9.71 μm, 2.94-3.13 μm for uric acid,
5.75 to 5.76 μ for cholesterol ester
m, 3.33 to 3.57 μm is appropriate for fatty acids. These spectra are less complicated and easier to analyze than those in the near infrared region. In addition, the absorbance near the peak and the concentration of the in-vivo component are in a correlation with each other, and by utilizing this point, by preparing a relational expression between the concentration and the absorbance in advance, from the obtained absorbance as described above. And the concentration of each in-vivo component can be determined.

[0014]

As described above, according to the living body measuring apparatus of the present invention having a constant living body contact area, by masking the surface of the ATR crystal, a constant living body contact area can always be obtained. Because it defines the measurement area of
The irradiation area can be kept constant, the detection intensity can be kept unchanged even if the shape, size, and pressing pressure of the living body are different, and highly reliable and accurate measurement can be performed.

[Brief description of the drawings]

FIG. 1 is a configuration diagram at the time of measurement showing an embodiment of a living body measuring device according to the present invention in which a living body contact area is constant.

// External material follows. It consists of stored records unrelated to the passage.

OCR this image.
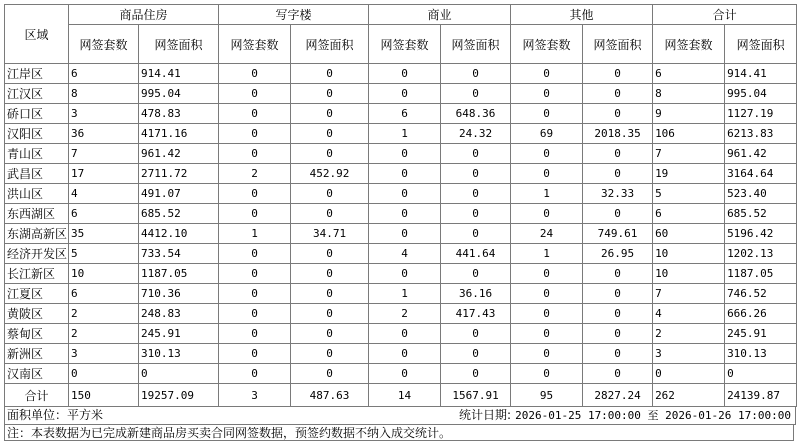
区域	商品住房		写字楼		商业		其他		合计	
	网签套数	网签面积	网签套数	网签面积	网签套数	网签面积	网签套数	网签面积	网签套数	网签面积
江岸区	6	914.41	0	0	0	0	0	0	6	914.41
江汉区	8	995.04	0	0	0	0	0	0	8	995.04
硚口区	3	478.83	0	0	6	648.36	0	0	9	1127.19
汉阳区	36	4171.16	0	0	1	24.32	69	2018.35	106	6213.83
青山区	7	961.42	0	0	0	0	0	0	7	961.42
武昌区	17	2711.72	2	452.92	0	0	0	0	19	3164.64
洪山区	4	491.07	0	0	0	0	1	32.33	5	523.40
东西湖区	6	685.52	0	0	0	0	0	0	6	685.52
东湖高新区	35	4412.10	1	34.71	0	0	24	749.61	60	5196.42
经济开发区	5	733.54	0	0	4	441.64	1	26.95	10	1202.13
长江新区	10	1187.05	0	0	0	0	0	0	10	1187.05
江夏区	6	710.36	0	0	1	36.16	0	0	7	746.52
黄陂区	2	248.83	0	0	2	417.43	0	0	4	666.26
蔡甸区	2	245.91	0	0	0	0	0	0	2	245.91
新洲区	3	310.13	0	0	0	0	0	0	3	310.13
汉南区	0	0	0	0	0	0	0	0	0	0
合计	150	19257.09	3	487.63	14	1567.91	95	2827.24	262	24139.87
面积单位：平方米	统计日期: 2026-01-25 17:00:00 至 2026-01-26 17:00:00
注：本表数据为已完成新建商品房买卖合同网签数据，预签约数据不纳入成交统计。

FIG. 2A is a perspective view of an ATR crystal subjected to the masking, and FIG. 2B is a perspective view of the ATR crystal having the masking.

[Explanation of symbols]

1 ATR crystal, 2 masking, 3 measurement area, 4
... living body.

 ──────────────────────────────────────────────────続 き Continued on the front page (72) Inventor Takayoshi Yuzu 1006 Kazuma Kadoma, Osaka Prefecture Inside Matsushita Electric Industrial Co., Ltd. Inside

Claims (1)

[Claims] 1. A living body measuring apparatus which irradiates a living body with infrared light through an ATR crystal and totally reflects the infrared light, detects the infrared light, and obtains the concentration of a component in the living body from the absorbance. A biometric device having a constant biocontact area, characterized in that a masking is applied to the surface of the ATR crystal to define a measurement area in which a constant biocontact area is always obtained.